Pipeline: You develop closer customer relationships that way.
BL: Yeah, and we’re really the only people in Canada with the employed IT resources to show up at your site anywhere. With 600 to 700 people purely in the IT support area, it doesn’t matter if you’re in Northern Manitoba or downtown T.O., we can have somebody down there selling and supporting. So you want to certainly sell products that can use those people.
Pipeline: You mentioned online marketing like Google. Is that still viable for your business?
BL: I’m strongly of the opinion that it is worth it, but you have to really work it. We probably have now somewhere in the range of 14,000, 15,000 active cost-per-click terms between Google and Overture. You have to look at what you’re spending on each area and the conversion rates. It’s not like something where you put that sign on the building and you’re done. Every day those campaigns have to be monitored and amended. And then it’s really worth it: You can see a huge percentage of new business coming from those campaigns. You can say, “”Did they buy?”” Not the first time, but that’s how you become front-of-mind when they’re specifically looking for a product.
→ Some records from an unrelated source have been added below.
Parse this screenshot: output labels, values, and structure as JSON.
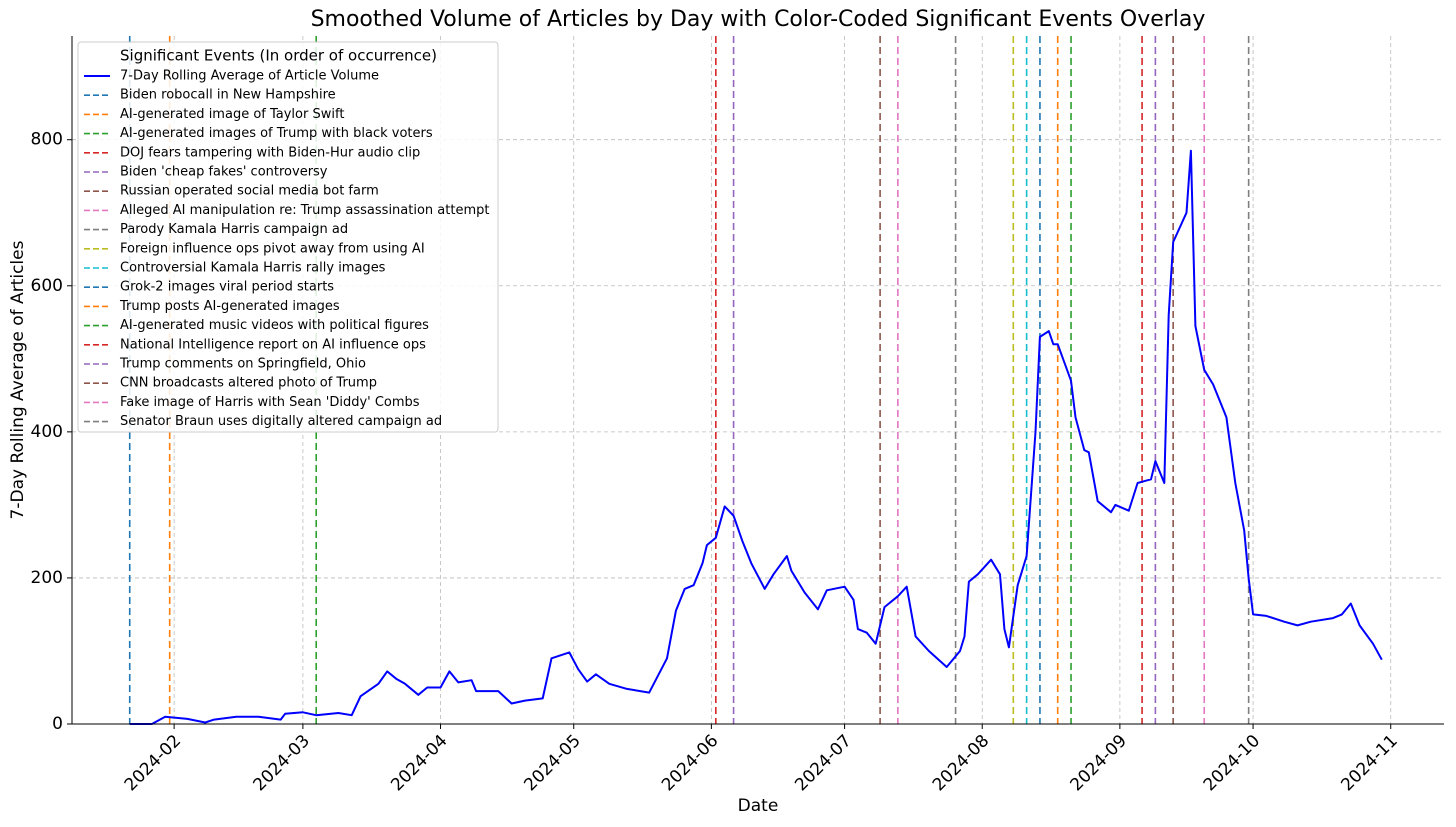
{
  "chart_data": {
    "type": "line",
    "title": "Smoothed Volume of Articles by Day with Color-Coded Significant Events Overlay",
    "x_label": "Date",
    "y_label": "7-Day Rolling Average of Articles",
    "legend_title": "Significant Events (In order of occurrence)",
    "legend": "upper left",
    "grid": true,
    "xlim": [
      "2024-01-09",
      "2024-11-13"
    ],
    "ylim": [
      0,
      942
    ],
    "yticks": [
      0,
      200,
      400,
      600,
      800
    ],
    "xticks": [
      {
        "value": "2024-02-01",
        "label": "2024-02"
      },
      {
        "value": "2024-03-01",
        "label": "2024-03"
      },
      {
        "value": "2024-04-01",
        "label": "2024-04"
      },
      {
        "value": "2024-05-01",
        "label": "2024-05"
      },
      {
        "value": "2024-06-01",
        "label": "2024-06"
      },
      {
        "value": "2024-07-01",
        "label": "2024-07"
      },
      {
        "value": "2024-08-01",
        "label": "2024-08"
      },
      {
        "value": "2024-09-01",
        "label": "2024-09"
      },
      {
        "value": "2024-10-01",
        "label": "2024-10"
      },
      {
        "value": "2024-11-01",
        "label": "2024-11"
      }
    ],
    "x": [
      "2024-01-22",
      "2024-01-27",
      "2024-01-30",
      "2024-02-04",
      "2024-02-08",
      "2024-02-10",
      "2024-02-15",
      "2024-02-20",
      "2024-02-25",
      "2024-02-26",
      "2024-03-01",
      "2024-03-04",
      "2024-03-09",
      "2024-03-12",
      "2024-03-14",
      "2024-03-18",
      "2024-03-20",
      "2024-03-22",
      "2024-03-24",
      "2024-03-27",
      "2024-03-29",
      "2024-04-01",
      "2024-04-03",
      "2024-04-05",
      "2024-04-08",
      "2024-04-09",
      "2024-04-14",
      "2024-04-17",
      "2024-04-20",
      "2024-04-24",
      "2024-04-26",
      "2024-04-30",
      "2024-05-02",
      "2024-05-04",
      "2024-05-06",
      "2024-05-09",
      "2024-05-13",
      "2024-05-18",
      "2024-05-22",
      "2024-05-24",
      "2024-05-26",
      "2024-05-28",
      "2024-05-30",
      "2024-05-31",
      "2024-06-02",
      "2024-06-04",
      "2024-06-06",
      "2024-06-08",
      "2024-06-10",
      "2024-06-13",
      "2024-06-15",
      "2024-06-18",
      "2024-06-19",
      "2024-06-22",
      "2024-06-25",
      "2024-06-27",
      "2024-07-01",
      "2024-07-03",
      "2024-07-04",
      "2024-07-06",
      "2024-07-08",
      "2024-07-10",
      "2024-07-13",
      "2024-07-15",
      "2024-07-17",
      "2024-07-20",
      "2024-07-24",
      "2024-07-27",
      "2024-07-28",
      "2024-07-29",
      "2024-07-31",
      "2024-08-03",
      "2024-08-05",
      "2024-08-06",
      "2024-08-07",
      "2024-08-09",
      "2024-08-11",
      "2024-08-13",
      "2024-08-14",
      "2024-08-16",
      "2024-08-17",
      "2024-08-18",
      "2024-08-21",
      "2024-08-22",
      "2024-08-24",
      "2024-08-25",
      "2024-08-27",
      "2024-08-30",
      "2024-08-31",
      "2024-09-03",
      "2024-09-05",
      "2024-09-08",
      "2024-09-09",
      "2024-09-11",
      "2024-09-12",
      "2024-09-13",
      "2024-09-16",
      "2024-09-17",
      "2024-09-18",
      "2024-09-20",
      "2024-09-22",
      "2024-09-25",
      "2024-09-27",
      "2024-09-29",
      "2024-09-30",
      "2024-10-01",
      "2024-10-04",
      "2024-10-08",
      "2024-10-11",
      "2024-10-14",
      "2024-10-19",
      "2024-10-21",
      "2024-10-23",
      "2024-10-25",
      "2024-10-28",
      "2024-10-30"
    ],
    "series": [
      {
        "name": "7-Day Rolling Average of Article Volume",
        "color": "#0000ff",
        "values": [
          0,
          0,
          10,
          7,
          2,
          6,
          10,
          10,
          6,
          14,
          16,
          12,
          15,
          12,
          38,
          55,
          72,
          62,
          55,
          40,
          50,
          50,
          72,
          57,
          60,
          45,
          45,
          28,
          32,
          35,
          90,
          98,
          75,
          58,
          68,
          55,
          48,
          43,
          90,
          155,
          185,
          190,
          220,
          245,
          255,
          298,
          285,
          250,
          220,
          185,
          205,
          230,
          210,
          180,
          157,
          183,
          188,
          170,
          130,
          125,
          110,
          160,
          175,
          188,
          120,
          100,
          78,
          100,
          120,
          195,
          205,
          225,
          205,
          130,
          105,
          190,
          230,
          400,
          530,
          538,
          520,
          520,
          470,
          420,
          375,
          372,
          305,
          290,
          300,
          292,
          330,
          335,
          360,
          330,
          560,
          660,
          700,
          785,
          545,
          485,
          465,
          420,
          330,
          265,
          200,
          150,
          148,
          140,
          135,
          140,
          145,
          150,
          165,
          135,
          110,
          88
        ]
      }
    ],
    "events": [
      {
        "name": "Biden robocall in New Hampshire",
        "date": "2024-01-22",
        "color": "#1f77b4"
      },
      {
        "name": "AI-generated image of Taylor Swift",
        "date": "2024-01-31",
        "color": "#ff7f0e"
      },
      {
        "name": "AI-generated images of Trump with black voters",
        "date": "2024-03-04",
        "color": "#2ca02c"
      },
      {
        "name": "DOJ fears tampering with Biden-Hur audio clip",
        "date": "2024-06-02",
        "color": "#d62728"
      },
      {
        "name": "Biden 'cheap fakes' controversy",
        "date": "2024-06-06",
        "color": "#9467bd"
      },
      {
        "name": "Russian operated social media bot farm",
        "date": "2024-07-09",
        "color": "#8c564b"
      },
      {
        "name": "Alleged AI manipulation re: Trump assassination attempt",
        "date": "2024-07-13",
        "color": "#e377c2"
      },
      {
        "name": "Parody Kamala Harris campaign ad",
        "date": "2024-07-26",
        "color": "#7f7f7f"
      },
      {
        "name": "Foreign influence ops pivot away from using AI",
        "date": "2024-08-08",
        "color": "#bcbd22"
      },
      {
        "name": "Controversial Kamala Harris rally images",
        "date": "2024-08-11",
        "color": "#17becf"
      },
      {
        "name": "Grok-2 images viral period starts",
        "date": "2024-08-14",
        "color": "#1f77b4"
      },
      {
        "name": "Trump posts AI-generated images",
        "date": "2024-08-18",
        "color": "#ff7f0e"
      },
      {
        "name": "AI-generated music videos with political figures",
        "date": "2024-08-21",
        "color": "#2ca02c"
      },
      {
        "name": "National Intelligence report on AI influence ops",
        "date": "2024-09-06",
        "color": "#d62728"
      },
      {
        "name": "Trump comments on Springfield, Ohio",
        "date": "2024-09-09",
        "color": "#9467bd"
      },
      {
        "name": "CNN broadcasts altered photo of Trump",
        "date": "2024-09-13",
        "color": "#8c564b"
      },
      {
        "name": "Fake image of Harris with Sean 'Diddy' Combs",
        "date": "2024-09-20",
        "color": "#e377c2"
      },
      {
        "name": "Senator Braun uses digitally altered campaign ad",
        "date": "2024-09-30",
        "color": "#7f7f7f"
      }
    ]
  }
}
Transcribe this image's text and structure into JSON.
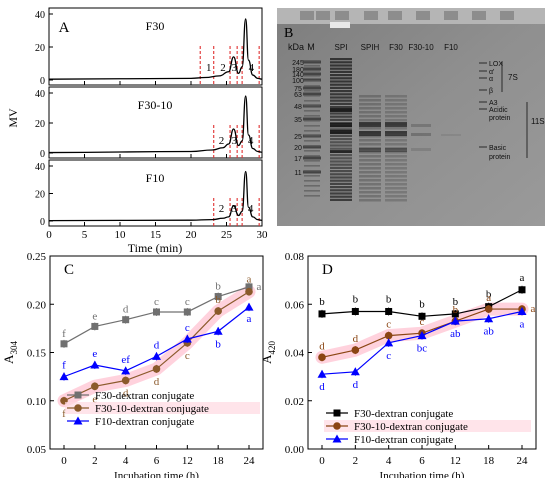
{
  "chart_data": [
    {
      "panel": "A",
      "type": "line",
      "xlabel": "Time (min)",
      "ylabel": "MV",
      "x_ticks": [
        "0",
        "5",
        "10",
        "15",
        "20",
        "25",
        "30"
      ],
      "xlim": [
        0,
        30
      ],
      "subplots": [
        {
          "name": "F30",
          "ylim": [
            0,
            40
          ],
          "y_ticks": [
            "0",
            "20",
            "40"
          ],
          "peaks": [
            {
              "label": "1",
              "x": 22.5
            },
            {
              "label": "2",
              "x": 24.5
            },
            {
              "label": "3",
              "x": 26.1
            },
            {
              "label": "4",
              "x": 28.5
            }
          ],
          "trace": [
            [
              0,
              0.5
            ],
            [
              20,
              1
            ],
            [
              22,
              1.5
            ],
            [
              24,
              2.5
            ],
            [
              25.3,
              5
            ],
            [
              26,
              14
            ],
            [
              26.7,
              4
            ],
            [
              27.2,
              8
            ],
            [
              27.7,
              37
            ],
            [
              28.1,
              12
            ],
            [
              28.7,
              3
            ],
            [
              29.4,
              1
            ],
            [
              30,
              0.5
            ]
          ]
        },
        {
          "name": "F30-10",
          "ylim": [
            0,
            40
          ],
          "y_ticks": [
            "0",
            "20",
            "40"
          ],
          "peaks": [
            {
              "label": "2",
              "x": 24.3
            },
            {
              "label": "3",
              "x": 26.1
            },
            {
              "label": "4",
              "x": 28.4
            }
          ],
          "trace": [
            [
              0,
              0.3
            ],
            [
              20,
              1
            ],
            [
              23,
              2
            ],
            [
              24.5,
              3.5
            ],
            [
              25.3,
              6
            ],
            [
              26,
              16
            ],
            [
              26.7,
              5
            ],
            [
              27.2,
              8
            ],
            [
              27.7,
              38
            ],
            [
              28.1,
              12
            ],
            [
              28.7,
              3
            ],
            [
              29.4,
              1
            ],
            [
              30,
              0.5
            ]
          ]
        },
        {
          "name": "F10",
          "ylim": [
            0,
            40
          ],
          "y_ticks": [
            "0",
            "20",
            "40"
          ],
          "peaks": [
            {
              "label": "2",
              "x": 24.3
            },
            {
              "label": "3",
              "x": 26.1
            },
            {
              "label": "4",
              "x": 28.4
            }
          ],
          "trace": [
            [
              0,
              0.3
            ],
            [
              20,
              0.6
            ],
            [
              23,
              1
            ],
            [
              24.5,
              2
            ],
            [
              25.3,
              3
            ],
            [
              26,
              11
            ],
            [
              26.7,
              4
            ],
            [
              27.2,
              7
            ],
            [
              27.7,
              36
            ],
            [
              28.1,
              10
            ],
            [
              28.7,
              3
            ],
            [
              29.4,
              1
            ],
            [
              30,
              0.5
            ]
          ]
        }
      ],
      "dividers": [
        21.3,
        23.2,
        25.5,
        26.5,
        27.2,
        29.6
      ]
    },
    {
      "panel": "B",
      "type": "gel",
      "kda_label": "kDa",
      "marker_label": "M",
      "lanes": [
        "SPI",
        "SPIH",
        "F30",
        "F30-10",
        "F10"
      ],
      "marker_kda": [
        "245",
        "180",
        "140",
        "100",
        "75",
        "63",
        "48",
        "35",
        "25",
        "20",
        "17",
        "11"
      ],
      "bands_right": [
        "LOX",
        "α'",
        "α",
        "β",
        "A3",
        "Acidic protein",
        "Basic protein"
      ],
      "groups": [
        "7S",
        "11S"
      ]
    },
    {
      "panel": "C",
      "type": "line",
      "ylabel": "A",
      "ylabel_sub": "304",
      "xlabel": "Incubation time (h)",
      "categories": [
        "0",
        "2",
        "4",
        "6",
        "12",
        "18",
        "24"
      ],
      "ylim": [
        0.05,
        0.25
      ],
      "y_ticks": [
        "0.05",
        "0.10",
        "0.15",
        "0.20",
        "0.25"
      ],
      "series": [
        {
          "name": "F30-dextran conjugate",
          "color": "#707070",
          "marker": "square",
          "values": [
            0.159,
            0.177,
            0.184,
            0.192,
            0.192,
            0.208,
            0.218
          ],
          "letters": [
            "f",
            "e",
            "d",
            "c",
            "c",
            "b",
            "a"
          ]
        },
        {
          "name": "F30-10-dextran conjugate",
          "color": "#8b5a2b",
          "marker": "circle",
          "values": [
            0.1,
            0.115,
            0.121,
            0.133,
            0.16,
            0.193,
            0.213
          ],
          "letters": [
            "f",
            "e",
            "d",
            "d",
            "c",
            "b",
            "a"
          ]
        },
        {
          "name": "F10-dextran conjugate",
          "color": "#0000ff",
          "marker": "triangle",
          "values": [
            0.125,
            0.137,
            0.131,
            0.146,
            0.164,
            0.172,
            0.197
          ],
          "letters": [
            "f",
            "e",
            "ef",
            "d",
            "c",
            "b",
            "a"
          ]
        }
      ]
    },
    {
      "panel": "D",
      "type": "line",
      "ylabel": "A",
      "ylabel_sub": "420",
      "xlabel": "Incubation time (h)",
      "categories": [
        "0",
        "2",
        "4",
        "6",
        "12",
        "18",
        "24"
      ],
      "ylim": [
        0.0,
        0.08
      ],
      "y_ticks": [
        "0.00",
        "0.02",
        "0.04",
        "0.06",
        "0.08"
      ],
      "series": [
        {
          "name": "F30-dextran conjugate",
          "color": "#000000",
          "marker": "square",
          "values": [
            0.056,
            0.057,
            0.057,
            0.055,
            0.056,
            0.059,
            0.066
          ],
          "letters": [
            "b",
            "b",
            "b",
            "b",
            "b",
            "b",
            "a"
          ]
        },
        {
          "name": "F30-10-dextran conjugate",
          "color": "#8b4513",
          "marker": "circle",
          "values": [
            0.038,
            0.041,
            0.047,
            0.048,
            0.053,
            0.058,
            0.058
          ],
          "letters": [
            "d",
            "d",
            "c",
            "c",
            "b",
            "a",
            "a"
          ]
        },
        {
          "name": "F10-dextran conjugate",
          "color": "#0000ff",
          "marker": "triangle",
          "values": [
            0.031,
            0.032,
            0.044,
            0.047,
            0.053,
            0.054,
            0.057
          ],
          "letters": [
            "d",
            "d",
            "c",
            "bc",
            "ab",
            "ab",
            "a"
          ]
        }
      ]
    }
  ]
}
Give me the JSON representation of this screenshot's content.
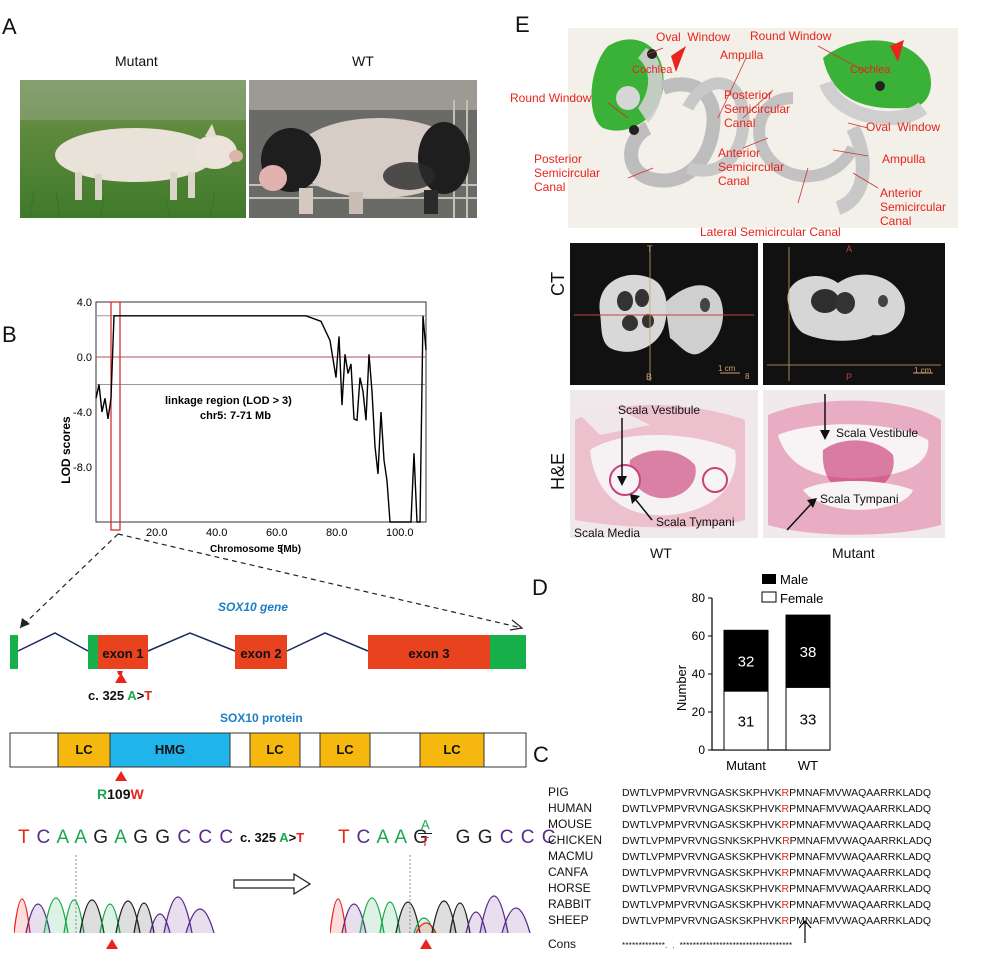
{
  "panels": {
    "A": "A",
    "B": "B",
    "C": "C",
    "D": "D",
    "E": "E"
  },
  "panelA": {
    "left_label": "Mutant",
    "right_label": "WT"
  },
  "panelB": {
    "chart_data": {
      "type": "line",
      "xlabel": "Chromosome 5",
      "xunit": "(Mb)",
      "ylabel": "LOD  scores",
      "xticks": [
        "20.0",
        "40.0",
        "60.0",
        "80.0",
        "100.0"
      ],
      "yticks": [
        "4.0",
        "0.0",
        "-4.0",
        "-8.0"
      ],
      "xlim": [
        0,
        110
      ],
      "ylim": [
        -12,
        4
      ],
      "annotation_line1": "linkage region (LOD > 3)",
      "annotation_line2": "chr5: 7-71 Mb",
      "series": [
        {
          "x": [
            0,
            1,
            2,
            3,
            4,
            5,
            6,
            7,
            8,
            9,
            10,
            70,
            75,
            78,
            80,
            81,
            82,
            83,
            84,
            85,
            86,
            87,
            88,
            89,
            90,
            91,
            92,
            93,
            94,
            95,
            96,
            97,
            98,
            99,
            100,
            101,
            102,
            103,
            104,
            105,
            106,
            107,
            108,
            109,
            110
          ],
          "y": [
            -3.0,
            -2.0,
            -4.0,
            -3.0,
            -4.5,
            -3.0,
            3.0,
            3.0,
            3.0,
            3.0,
            3.0,
            3.0,
            2.6,
            1.2,
            -1.5,
            1.5,
            -3.5,
            0.2,
            -1.2,
            -0.5,
            -4.5,
            -4.6,
            -1.5,
            -2.5,
            -4.6,
            0.2,
            -2.5,
            -6.5,
            -8.5,
            -4.0,
            -7.5,
            -9.0,
            -12,
            -12,
            -12,
            -12,
            -12,
            -12,
            -12,
            -12,
            -7,
            -12,
            -12,
            3,
            0.5
          ]
        }
      ],
      "ref_lines": [
        3.0,
        0.0,
        -2.0
      ]
    }
  },
  "gene": {
    "title": "SOX10 gene",
    "exons": [
      "exon 1",
      "exon 2",
      "exon 3"
    ],
    "mutation_prefix": "c. 325 ",
    "mut_a": "A",
    "mut_sep": ">",
    "mut_t": "T"
  },
  "protein": {
    "title": "SOX10 protein",
    "domains": [
      "LC",
      "HMG",
      "LC",
      "LC",
      "LC"
    ],
    "mut_r": "R",
    "mut_pos": "109",
    "mut_w": "W"
  },
  "chromatogram": {
    "left_bases": [
      "T",
      "C",
      "A",
      "A",
      "G",
      "A",
      "G",
      "G",
      "C",
      "C",
      "C"
    ],
    "right_bases": [
      "T",
      "C",
      "A",
      "A",
      "G",
      "",
      "G",
      "G",
      "C",
      "C",
      "C"
    ],
    "het_top": "A",
    "het_bottom": "T",
    "arrow_label_prefix": "c. 325 ",
    "arrow_a": "A",
    "arrow_sep": ">",
    "arrow_t": "T"
  },
  "panelC": {
    "species": [
      "PIG",
      "HUMAN",
      "MOUSE",
      "CHICKEN",
      "MACMU",
      "CANFA",
      "HORSE",
      "RABBIT",
      "SHEEP"
    ],
    "seq_pre": [
      "DWTLVPMPVRVNGASKSKPHVK",
      "DWTLVPMPVRVNGASKSKPHVK",
      "DWTLVPMPVRVNGASKSKPHVK",
      "DWTLVPMPVRVNGSNKSKPHVK",
      "DWTLVPMPVRVNGASKSKPHVK",
      "DWTLVPMPVRVNGASKSKPHVK",
      "DWTLVPMPVRVNGASKSKPHVK",
      "DWTLVPMPVRVNGASKSKPHVK",
      "DWTLVPMPVRVNGASKSKPHVK"
    ],
    "seq_r": "R",
    "seq_post": [
      "PMNAFMVWAQAARRKLADQ",
      "PMNAFMVWAQAARRKLADQ",
      "PMNAFMVWAQAARRKLADQ",
      "PMNAFMVWAQAARRKLADQ",
      "PMNAFMVWAQAARRKLADQ",
      "PMNAFMVWAQAARRKLADQ",
      "PMNAFMVWAQAARRKLADQ",
      "PMNAFMVWAQAARRKLADQ",
      "PMNAFMVWAQAARRKLADQ"
    ],
    "cons_label": "Cons",
    "cons": "*************.  .  **********************************"
  },
  "panelD": {
    "chart_data": {
      "type": "bar",
      "categories": [
        "Mutant",
        "WT"
      ],
      "series": [
        {
          "name": "Female",
          "values": [
            31,
            33
          ],
          "color": "#ffffff"
        },
        {
          "name": "Male",
          "values": [
            32,
            38
          ],
          "color": "#000000"
        }
      ],
      "ylabel": "Number",
      "yticks": [
        "0",
        "20",
        "40",
        "60",
        "80"
      ],
      "ylim": [
        0,
        80
      ]
    }
  },
  "panelE": {
    "labels": {
      "oval_window": "Oval  Window",
      "round_window": "Round Window",
      "cochlea": "Cochlea",
      "ampulla": "Ampulla",
      "posterior": "Posterior\nSemicircular\nCanal",
      "anterior": "Anterior\nSemicircular\nCanal",
      "lateral": "Lateral Semicircular Canal"
    },
    "ct_label": "CT",
    "he_label": "H&E",
    "ct_left_marks": [
      "T",
      "B",
      "1 cm",
      "8"
    ],
    "ct_right_marks": [
      "A",
      "P",
      "1 cm"
    ],
    "he_labels": {
      "vestibule": "Scala Vestibule",
      "tympani": "Scala Tympani",
      "media": "Scala Media"
    },
    "bottom_left": "WT",
    "bottom_right": "Mutant"
  },
  "colors": {
    "red": "#e8241c",
    "green": "#1aa84f",
    "blue": "#1a7fc4",
    "exon": "#e8421f",
    "utr": "#18b04a",
    "lc": "#f6b80e",
    "hmg": "#1fb4ea",
    "seq_red": "#e3261c"
  }
}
Pipeline: As for the balloon, how long are you sponsoring it?
BL: The way it works is that it’s a seasonal vessel. It flies from now through to October, depending on the weather, and then it’s off again next spring. We have a long-term deal with a bunch of different options, but really you get the most excited the first year. I haven’t heard about any accidents yet on the Gardiner, but hopefully people are taking a look now more than they ever will.